You stop looking back. You run like you were shot out of a cannon.

Two dozen pounding steps, two dozen pounding heartbeats, and then you see a blue flare out on the ocean, almost directly in the line of your lung-burning sprint. An Alliance ship.

Your every-man-for-himself plan collapses like the Admiral's tower. You glance back and scream FOLLOW ME! A few people do, and you feel like a hero as you dive into the water. The sea feels as warm as blood, which is very wrong, but you don't care. You keep swimming.

The water itself seems alive, slapping you, fighting with you. Salt stings your mouth and eyes. You breathe when you can, which isn't often. You keep almost blacking out and then drag air into your starved lungs, ignoring the compulsion to cough out the water that sprays in with it. You're fairly sure you just kicked the head of someone trying to swim behind you. You are too busy not drowning to think about it much.

You swim with all your might for minutes, hours, days, weeks, forever. You are the sea now. You are flailing limbs and water and salt, and that's all you've ever been.

Suddenly your knuckles scrape wood, and rough hands haul the dripping briny wreck of you into the longboat. You're shaking so hard your elbow hits one of your rescuers in the eye.

You twist your spine, reach toward the water to try to help others.

There are no others. You go still. Uncaring sea stretches out in your wake. A few of them are face down in it, white tabards swaying with the swells. Some are sprawled smoldering on the now-distant sand. Behind them, Northwatch is flames and rubble against a brown sky.

You are alive, for no particular reason.

There is a moment of smothering silence as you stare at the scene on the shore. All you hear through your water-warped ears is the sea slapping against the hull of the longboat.

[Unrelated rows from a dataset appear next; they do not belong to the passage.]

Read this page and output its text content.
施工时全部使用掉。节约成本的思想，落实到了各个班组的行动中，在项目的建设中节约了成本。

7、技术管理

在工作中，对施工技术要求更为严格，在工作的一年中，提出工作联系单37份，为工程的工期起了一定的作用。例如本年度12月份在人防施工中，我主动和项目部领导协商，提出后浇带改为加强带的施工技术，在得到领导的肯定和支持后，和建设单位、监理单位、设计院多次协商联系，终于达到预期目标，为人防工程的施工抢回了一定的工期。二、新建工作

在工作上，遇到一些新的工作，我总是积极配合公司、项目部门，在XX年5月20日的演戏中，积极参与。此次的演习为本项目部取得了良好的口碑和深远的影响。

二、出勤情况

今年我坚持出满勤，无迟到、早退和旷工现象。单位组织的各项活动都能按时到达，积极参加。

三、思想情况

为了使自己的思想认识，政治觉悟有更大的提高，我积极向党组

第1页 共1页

Then a horn blares from the ship, and the longboat retreats toward it, away from the bodies floating in the water. Some of them might not be dead yet. You're not sure you could speak even if you tried. You do not try.

You are alive.

So are the people rowing the longboat, but this detached vantage is as close as they got to the obliteration of what was, this morning, a sort of town. A bloody one, and a bloody-minded one, where everyone dressed alike, but a town full of people nonetheless, eating and talking and sleeping, making repairs and petty little plans.

All you can think, as the oars hit the water in their orderly cadence, making everything you saw get smaller and smaller, is that you might be the only one who saw it who still has breath to tell.


Janice Mattingly, former supply officer of the Northwatch Expeditionary Unit, is the daughter of Major Garry Mattingly. Under the byline Matt Janus her work has previously appeared in this publication as well as in such publications as the Goldshire Times, the Westbrook Report, Lakeshire Weekly, and Raven's Cry.